NeOnc secures UAE IND clearance for brain tumour drug NEO212
NeOnc Technologies Holdings has received Investigational New Drug authorisation from the Department of Health – Abu Dhabi for NEO212, its orally administered perillyl alcohol-temozolomide conjugate targeting aggressive brain tumours. The clearance, granted in June 2026, marks the first international regulatory approval for the compound and follows completion of the Phase 1 dose-escalation portion of the company's ongoing Phase 1/2 study.
That Phase 1 work established 610 mg as the recommended Phase 2 dose. In heavily pretreated patients with recurrent glioblastoma and brain metastases, NeOnc reported what it described as encouraging early signs of clinical activity, including potential durable disease stabilisation. The company was careful not to frame these as confirmed efficacy signals, and full Phase 2 data will be required before the programme's clinical profile can be properly assessed.
International pathway and conditions
The UAE authorisation does not grant marketing rights and comes with a number of conditions NeOnc must satisfy before it can begin enrolling patients. These include separate approval from the DOH Institutional Review Board, plus amendments to the study protocol, investigator's brochure, and product labelling. The company is also pursuing parallel discussions with the US Food and Drug Administration on the design of a potential registrational pathway for NEO212, and says running multiple regulatory tracks simultaneously is intended to accelerate the overall development timeline.
NeOnc has additionally submitted applications to the Department of Health – Abu Dhabi covering three further programmes, NEO100-01, NEO100-02, and NEO100-03, and is awaiting decisions on each. If approved, those would extend the company's UAE clinical footprint beyond NEO212 alone.
Chief executive Amir Heshmatpour said glioblastoma patients "urgently need new treatment options" and described the Abu Dhabi clearance as an important international milestone. The quote, while genuine in sentiment, reflects standard positioning language for a pre-Phase 2 announcement without approved product data.

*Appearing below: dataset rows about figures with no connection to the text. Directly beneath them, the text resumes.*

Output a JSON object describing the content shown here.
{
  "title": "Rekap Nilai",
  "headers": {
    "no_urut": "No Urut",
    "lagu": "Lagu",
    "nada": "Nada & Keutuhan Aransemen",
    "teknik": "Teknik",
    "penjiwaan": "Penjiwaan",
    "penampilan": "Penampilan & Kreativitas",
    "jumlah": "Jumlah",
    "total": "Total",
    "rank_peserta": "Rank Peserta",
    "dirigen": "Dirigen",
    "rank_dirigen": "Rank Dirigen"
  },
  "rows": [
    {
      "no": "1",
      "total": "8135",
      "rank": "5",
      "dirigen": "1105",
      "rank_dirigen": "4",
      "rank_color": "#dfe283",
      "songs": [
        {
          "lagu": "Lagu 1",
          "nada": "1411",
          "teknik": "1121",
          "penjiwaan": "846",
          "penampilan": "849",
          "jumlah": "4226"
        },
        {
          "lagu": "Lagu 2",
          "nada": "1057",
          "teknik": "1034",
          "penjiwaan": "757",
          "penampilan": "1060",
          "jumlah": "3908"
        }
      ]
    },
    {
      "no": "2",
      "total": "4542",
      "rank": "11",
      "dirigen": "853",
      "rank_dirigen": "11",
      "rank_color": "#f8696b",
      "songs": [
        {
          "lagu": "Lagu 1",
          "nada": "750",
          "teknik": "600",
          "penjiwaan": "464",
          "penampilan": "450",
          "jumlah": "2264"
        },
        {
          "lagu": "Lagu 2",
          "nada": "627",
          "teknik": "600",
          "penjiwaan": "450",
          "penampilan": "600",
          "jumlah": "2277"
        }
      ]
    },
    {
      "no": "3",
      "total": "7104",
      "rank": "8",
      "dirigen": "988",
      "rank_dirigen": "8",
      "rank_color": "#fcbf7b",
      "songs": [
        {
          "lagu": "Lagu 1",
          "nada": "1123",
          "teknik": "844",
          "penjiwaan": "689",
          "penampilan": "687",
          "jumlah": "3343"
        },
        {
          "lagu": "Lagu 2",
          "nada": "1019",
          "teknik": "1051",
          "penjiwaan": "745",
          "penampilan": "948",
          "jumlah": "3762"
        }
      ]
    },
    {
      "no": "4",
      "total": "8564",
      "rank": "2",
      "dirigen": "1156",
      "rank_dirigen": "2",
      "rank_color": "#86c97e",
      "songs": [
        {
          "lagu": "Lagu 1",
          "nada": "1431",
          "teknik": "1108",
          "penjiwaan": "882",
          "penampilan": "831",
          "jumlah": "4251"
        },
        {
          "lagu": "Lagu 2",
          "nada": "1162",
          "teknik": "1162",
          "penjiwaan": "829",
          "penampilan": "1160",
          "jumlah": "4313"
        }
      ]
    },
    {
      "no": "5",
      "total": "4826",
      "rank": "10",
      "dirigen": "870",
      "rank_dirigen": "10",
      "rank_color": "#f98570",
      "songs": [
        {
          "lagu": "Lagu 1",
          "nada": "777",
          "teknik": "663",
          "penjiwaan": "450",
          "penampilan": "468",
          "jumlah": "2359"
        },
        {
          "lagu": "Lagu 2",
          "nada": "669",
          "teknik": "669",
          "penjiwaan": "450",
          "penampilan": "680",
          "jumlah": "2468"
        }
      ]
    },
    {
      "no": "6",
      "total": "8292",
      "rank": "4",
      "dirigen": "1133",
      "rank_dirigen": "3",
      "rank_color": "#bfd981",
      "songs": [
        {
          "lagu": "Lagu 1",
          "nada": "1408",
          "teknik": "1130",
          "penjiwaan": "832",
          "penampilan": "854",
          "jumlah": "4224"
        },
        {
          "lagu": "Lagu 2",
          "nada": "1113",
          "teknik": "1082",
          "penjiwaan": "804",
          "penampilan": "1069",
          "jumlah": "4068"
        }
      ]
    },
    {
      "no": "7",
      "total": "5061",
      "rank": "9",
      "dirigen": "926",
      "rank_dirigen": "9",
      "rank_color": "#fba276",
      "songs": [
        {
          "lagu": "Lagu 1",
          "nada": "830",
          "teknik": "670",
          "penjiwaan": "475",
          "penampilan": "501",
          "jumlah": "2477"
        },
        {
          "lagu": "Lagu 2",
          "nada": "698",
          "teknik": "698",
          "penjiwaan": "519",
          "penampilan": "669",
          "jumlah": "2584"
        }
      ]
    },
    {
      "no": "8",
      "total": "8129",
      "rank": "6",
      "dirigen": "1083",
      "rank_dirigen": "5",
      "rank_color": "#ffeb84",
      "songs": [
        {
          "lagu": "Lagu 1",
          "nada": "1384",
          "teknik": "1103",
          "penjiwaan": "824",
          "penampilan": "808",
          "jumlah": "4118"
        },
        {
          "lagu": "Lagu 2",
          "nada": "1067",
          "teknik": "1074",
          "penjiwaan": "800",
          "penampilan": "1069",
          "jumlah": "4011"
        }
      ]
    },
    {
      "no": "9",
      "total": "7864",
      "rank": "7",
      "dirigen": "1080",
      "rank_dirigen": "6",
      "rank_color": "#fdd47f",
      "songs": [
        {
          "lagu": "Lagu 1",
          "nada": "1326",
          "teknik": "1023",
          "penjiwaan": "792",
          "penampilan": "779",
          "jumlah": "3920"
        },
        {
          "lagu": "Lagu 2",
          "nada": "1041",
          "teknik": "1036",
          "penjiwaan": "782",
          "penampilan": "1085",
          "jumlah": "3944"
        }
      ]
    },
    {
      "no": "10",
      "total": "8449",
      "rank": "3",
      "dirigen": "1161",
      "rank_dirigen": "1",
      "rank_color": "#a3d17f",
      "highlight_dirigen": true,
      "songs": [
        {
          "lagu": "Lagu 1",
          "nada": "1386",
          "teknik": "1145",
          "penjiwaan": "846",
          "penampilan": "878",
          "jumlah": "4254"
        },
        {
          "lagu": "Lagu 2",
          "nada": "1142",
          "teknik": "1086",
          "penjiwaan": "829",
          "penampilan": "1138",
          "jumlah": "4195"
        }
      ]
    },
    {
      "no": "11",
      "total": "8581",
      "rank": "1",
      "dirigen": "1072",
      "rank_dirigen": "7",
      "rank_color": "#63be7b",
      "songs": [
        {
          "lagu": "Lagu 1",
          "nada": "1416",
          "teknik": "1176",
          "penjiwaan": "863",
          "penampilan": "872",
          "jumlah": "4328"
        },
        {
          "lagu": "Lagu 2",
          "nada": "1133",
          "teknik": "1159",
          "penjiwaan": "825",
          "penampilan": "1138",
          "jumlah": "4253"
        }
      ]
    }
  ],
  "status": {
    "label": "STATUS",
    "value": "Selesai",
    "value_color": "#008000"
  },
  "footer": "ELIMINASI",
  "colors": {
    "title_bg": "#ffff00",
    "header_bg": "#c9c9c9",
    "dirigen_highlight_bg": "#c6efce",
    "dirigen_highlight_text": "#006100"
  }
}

Market context and competitive landscape
Glioblastoma remains one of the most treatment-resistant cancers, with median overall survival typically under 15 months from diagnosis. Temozolomide, the chemotherapy agent at the core of NEO212's conjugate structure, has been a standard-of-care backbone since the mid-2000s. NeOnc's approach combines it with perillyl alcohol, a naturally derived compound, in a conjugate designed to cross the blood-brain barrier more effectively than either agent administered separately. The blood-brain barrier problem is a long-standing bottleneck in CNS oncology drug development, and a number of clinical-stage companies are pursuing various strategies to address it, including antibody-drug conjugates, convection-enhanced delivery, and focused ultrasound-mediated permeabilisation.
The UAE has become a modestly active jurisdiction for international clinical trials in oncology, partly because of streamlined timelines within the Abu Dhabi regulatory framework. For small Nasdaq-listed clinical-stage companies, running parallel global programmes can help demonstrate international investor appetite and widen eventual commercial optionality, though it also adds operational and regulatory complexity. NeOnc's patent portfolio, licensed from the University of Southern California, extends to 2038, which offers some commercial runway if either NEO212 or the NEO100 programmes reach approval. Near-term milestones to watch include IRB sign-off in the UAE, progress in FDA dialogue on registrational design, and the first Phase 2 data readout.